SEN NE DEDİN? BEN NE ANLADIM? BEN NE DEDİM? SEN NE ZANNETTİN?

Sen Ne Dedin? Ben Ne Anladım? Ben Ne Dedim? Sen Ne Zannettin?Eğer kendimizde var olan bu zaafımızla yüzleşme cesaretini gösterebilirsek bu kısım ebediyen aydınlanır ve onu dışarıdan gelebilecek herhangi bir şey tetikleyemez, çünkü tetiklenecek bir şey kalmamıştır.

Mutluluk iletişiminde gizlidir. İyi bir iletişim imkansızı mümkün kılar.

İletişimin bir kaç çeşidi vardır. Bunlar özetle;

  • Ses iletişimi
  • Yazı ile iletişim
  • Yüz yüze iletişim
  • Telepatik iletişim

Bu dört iletişim biçiminden üçünü aktif bir biçimde kullanmaktayız. Peki, bunlardan hangisi gerçek iletişim. Tek tek inceleyecek olursak:

Ses iletişimi; ses bağlantısı ile olan bu iletişim kişinin duygularıyla da bağlantı kurmasını sağlar. Ancak karşılıklı kelimelerin ifade biçimi ve kişilerin içinde bulunduğu ruh hali iletişimin yönünü etkiler. Bazen duyguların ifadesinin aktarımı başarı ile olabilse de görsellik söz konusu olmadığı için özellikle görselliği güçlü kişilerde pek başarılı bir iletişim olmayabilir. Kendini gerçekten ifade edebilen insanın kişilik özellikleri sesine yansır iyi bir dinleyici bunu algılayabilir. Bu kişilerle iletişim anlaşılır olabilir.

Yazı ile iletişim; kişinin ifadesini yazı ile aktarabilme becerisi varsa duygu akışının sağlanmasında iyi sonuç verebilir ancak şimdilerde pek yaygın olan sanal yazılı iletişim insanı gerçeklerden uzaklaştırdığı için depresyon sınırına getirebilmektedir. Duygu ortaya çıkabilmişse ve akışkanlık sağlanabilmişse özellikle dokunsallığı güçlü kişilerde bu iletişim bir anlam ifade edebilir.
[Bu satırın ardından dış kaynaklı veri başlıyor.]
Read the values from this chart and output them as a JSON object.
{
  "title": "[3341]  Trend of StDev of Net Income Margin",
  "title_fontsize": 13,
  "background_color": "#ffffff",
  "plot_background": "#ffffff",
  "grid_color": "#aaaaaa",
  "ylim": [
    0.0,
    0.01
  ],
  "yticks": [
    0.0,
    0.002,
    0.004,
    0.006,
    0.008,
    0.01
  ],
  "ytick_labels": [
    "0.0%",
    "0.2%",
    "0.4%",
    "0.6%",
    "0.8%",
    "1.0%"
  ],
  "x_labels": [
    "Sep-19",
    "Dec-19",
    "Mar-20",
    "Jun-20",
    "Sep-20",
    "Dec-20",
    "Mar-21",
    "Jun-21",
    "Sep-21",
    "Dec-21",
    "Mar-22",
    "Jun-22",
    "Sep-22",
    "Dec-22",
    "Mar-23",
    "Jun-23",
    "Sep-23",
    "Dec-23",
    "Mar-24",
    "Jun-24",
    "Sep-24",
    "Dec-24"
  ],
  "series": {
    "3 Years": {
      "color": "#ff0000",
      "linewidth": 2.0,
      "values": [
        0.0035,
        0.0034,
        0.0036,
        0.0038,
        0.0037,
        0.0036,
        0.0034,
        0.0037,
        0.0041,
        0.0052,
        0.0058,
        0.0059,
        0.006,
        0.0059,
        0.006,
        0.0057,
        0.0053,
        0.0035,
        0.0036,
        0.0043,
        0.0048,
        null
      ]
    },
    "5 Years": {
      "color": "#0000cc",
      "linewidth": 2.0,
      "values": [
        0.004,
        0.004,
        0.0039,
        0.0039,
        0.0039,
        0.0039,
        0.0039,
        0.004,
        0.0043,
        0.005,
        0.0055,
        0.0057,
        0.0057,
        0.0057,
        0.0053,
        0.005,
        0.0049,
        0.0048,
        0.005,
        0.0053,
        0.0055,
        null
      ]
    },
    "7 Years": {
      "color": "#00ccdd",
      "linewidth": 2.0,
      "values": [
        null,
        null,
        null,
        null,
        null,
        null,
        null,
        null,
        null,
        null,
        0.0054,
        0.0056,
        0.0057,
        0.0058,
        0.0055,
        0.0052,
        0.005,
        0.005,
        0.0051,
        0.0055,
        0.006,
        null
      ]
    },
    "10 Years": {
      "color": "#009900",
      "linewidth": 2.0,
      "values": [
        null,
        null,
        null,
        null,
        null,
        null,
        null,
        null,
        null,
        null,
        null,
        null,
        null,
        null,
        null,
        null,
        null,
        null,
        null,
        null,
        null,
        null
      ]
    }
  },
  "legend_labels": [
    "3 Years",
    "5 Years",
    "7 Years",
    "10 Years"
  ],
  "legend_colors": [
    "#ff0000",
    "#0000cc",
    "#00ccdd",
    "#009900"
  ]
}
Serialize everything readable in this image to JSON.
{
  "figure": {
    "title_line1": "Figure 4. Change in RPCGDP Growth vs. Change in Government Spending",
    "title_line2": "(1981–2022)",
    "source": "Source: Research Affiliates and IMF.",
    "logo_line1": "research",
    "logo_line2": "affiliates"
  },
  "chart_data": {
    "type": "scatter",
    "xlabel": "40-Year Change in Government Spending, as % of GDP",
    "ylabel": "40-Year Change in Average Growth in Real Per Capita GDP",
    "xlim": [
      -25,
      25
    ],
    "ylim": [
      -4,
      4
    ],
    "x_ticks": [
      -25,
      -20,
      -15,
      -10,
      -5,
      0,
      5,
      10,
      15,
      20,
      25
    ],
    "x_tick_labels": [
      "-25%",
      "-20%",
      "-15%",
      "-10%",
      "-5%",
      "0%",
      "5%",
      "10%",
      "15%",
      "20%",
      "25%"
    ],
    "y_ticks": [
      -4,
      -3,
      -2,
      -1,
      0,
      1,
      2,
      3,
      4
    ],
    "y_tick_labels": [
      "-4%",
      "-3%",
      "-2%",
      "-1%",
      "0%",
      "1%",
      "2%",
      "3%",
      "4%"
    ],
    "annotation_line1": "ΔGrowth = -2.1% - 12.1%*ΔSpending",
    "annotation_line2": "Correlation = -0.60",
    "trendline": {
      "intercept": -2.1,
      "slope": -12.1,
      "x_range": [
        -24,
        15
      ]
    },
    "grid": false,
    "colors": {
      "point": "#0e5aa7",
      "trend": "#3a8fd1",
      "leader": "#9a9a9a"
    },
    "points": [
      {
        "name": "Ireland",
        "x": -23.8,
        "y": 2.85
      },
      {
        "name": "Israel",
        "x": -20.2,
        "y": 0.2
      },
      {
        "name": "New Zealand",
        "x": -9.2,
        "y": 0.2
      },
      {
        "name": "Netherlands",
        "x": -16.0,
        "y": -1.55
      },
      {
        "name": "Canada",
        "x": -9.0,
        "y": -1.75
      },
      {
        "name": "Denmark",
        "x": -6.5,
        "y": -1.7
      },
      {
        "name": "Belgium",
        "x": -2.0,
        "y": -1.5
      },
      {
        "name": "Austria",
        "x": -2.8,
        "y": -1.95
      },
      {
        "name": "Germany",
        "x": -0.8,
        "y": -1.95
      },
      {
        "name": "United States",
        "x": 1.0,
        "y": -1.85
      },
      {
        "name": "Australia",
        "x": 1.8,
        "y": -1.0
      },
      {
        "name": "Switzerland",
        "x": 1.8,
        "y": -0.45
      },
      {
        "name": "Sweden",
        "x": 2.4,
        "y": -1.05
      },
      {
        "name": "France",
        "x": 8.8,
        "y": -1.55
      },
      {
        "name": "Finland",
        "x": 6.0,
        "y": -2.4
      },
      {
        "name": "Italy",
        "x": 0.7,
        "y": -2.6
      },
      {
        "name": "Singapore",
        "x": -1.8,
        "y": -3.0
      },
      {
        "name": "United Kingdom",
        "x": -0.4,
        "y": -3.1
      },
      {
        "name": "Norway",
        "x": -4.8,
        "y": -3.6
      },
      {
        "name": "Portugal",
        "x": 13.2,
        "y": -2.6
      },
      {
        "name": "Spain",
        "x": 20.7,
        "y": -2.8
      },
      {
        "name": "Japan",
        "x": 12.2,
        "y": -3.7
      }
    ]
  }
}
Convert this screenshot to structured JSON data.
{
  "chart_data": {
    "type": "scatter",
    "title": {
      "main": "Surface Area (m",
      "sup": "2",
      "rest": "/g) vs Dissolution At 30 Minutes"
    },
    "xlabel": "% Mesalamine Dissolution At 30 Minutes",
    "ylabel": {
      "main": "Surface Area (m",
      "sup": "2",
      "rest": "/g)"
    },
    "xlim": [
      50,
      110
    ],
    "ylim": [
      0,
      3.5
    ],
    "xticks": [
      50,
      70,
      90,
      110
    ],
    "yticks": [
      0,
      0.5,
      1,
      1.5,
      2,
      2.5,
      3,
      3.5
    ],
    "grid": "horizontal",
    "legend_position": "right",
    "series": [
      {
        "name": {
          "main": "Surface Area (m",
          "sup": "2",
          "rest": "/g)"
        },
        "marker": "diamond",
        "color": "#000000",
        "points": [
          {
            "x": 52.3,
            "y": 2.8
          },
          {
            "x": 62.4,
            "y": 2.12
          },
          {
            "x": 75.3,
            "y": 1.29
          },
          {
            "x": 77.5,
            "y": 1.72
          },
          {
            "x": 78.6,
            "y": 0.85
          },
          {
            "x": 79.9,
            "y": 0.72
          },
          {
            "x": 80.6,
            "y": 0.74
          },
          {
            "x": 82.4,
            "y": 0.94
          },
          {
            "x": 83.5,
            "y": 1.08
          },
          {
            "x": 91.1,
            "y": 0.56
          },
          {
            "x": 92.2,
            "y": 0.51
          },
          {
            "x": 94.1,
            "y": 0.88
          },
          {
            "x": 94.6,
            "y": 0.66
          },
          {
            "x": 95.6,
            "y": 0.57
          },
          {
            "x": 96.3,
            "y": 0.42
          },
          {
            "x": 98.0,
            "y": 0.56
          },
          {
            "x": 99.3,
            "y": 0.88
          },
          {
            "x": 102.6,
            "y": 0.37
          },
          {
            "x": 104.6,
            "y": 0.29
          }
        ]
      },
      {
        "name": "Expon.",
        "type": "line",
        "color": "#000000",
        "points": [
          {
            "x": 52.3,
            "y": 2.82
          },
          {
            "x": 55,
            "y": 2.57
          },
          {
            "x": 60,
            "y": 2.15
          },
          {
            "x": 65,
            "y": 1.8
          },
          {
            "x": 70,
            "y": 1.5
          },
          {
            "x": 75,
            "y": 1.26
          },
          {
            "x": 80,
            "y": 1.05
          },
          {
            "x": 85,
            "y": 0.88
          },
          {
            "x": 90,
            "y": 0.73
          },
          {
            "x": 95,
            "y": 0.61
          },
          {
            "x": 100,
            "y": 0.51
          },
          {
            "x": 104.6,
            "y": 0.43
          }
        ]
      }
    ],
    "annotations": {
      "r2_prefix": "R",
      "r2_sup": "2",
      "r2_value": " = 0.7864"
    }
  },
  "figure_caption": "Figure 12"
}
Yüz yüze iletişim; en etkin iletişim biçimidir. Çünkü kişi kendisini ifade ederken duygularıyla da bağlantıdadır ve duyguları bedende ifade bulur. Beden dili olarak ifade ettiğimiz bu durum karşısında bazen kişi tek kelime bile etmese onunla iletişim anlamında bir bağ kurulabilir. En azından kişinin düşüncelerini bedeninin aldığı şekille anlamak mümkündür. Duruşu, oturuşu, el ve ayaklarını kullanım biçimi bize kişinin duygu ve düşünceleri hakkında fikir verebilir. Gerçek iletişim kişinin gözlerinin içine bakarak olanı olduğu gibi tüm duygularını hissederek, yaşayarak karşısındaki kişiye aktarmasıdır ki bu durumda kişi kendini öz benliğiyle ifade eder, ne dediği ve ne yaptığı net olarak anlaşılır. Tüm duygularının yansıması karşı tarafça kolaylıkla algılanabilir… Bunu gerçekleştirebilmek gerçek özgürlüktür. Çünkü kişinin içi de dışı da birdir.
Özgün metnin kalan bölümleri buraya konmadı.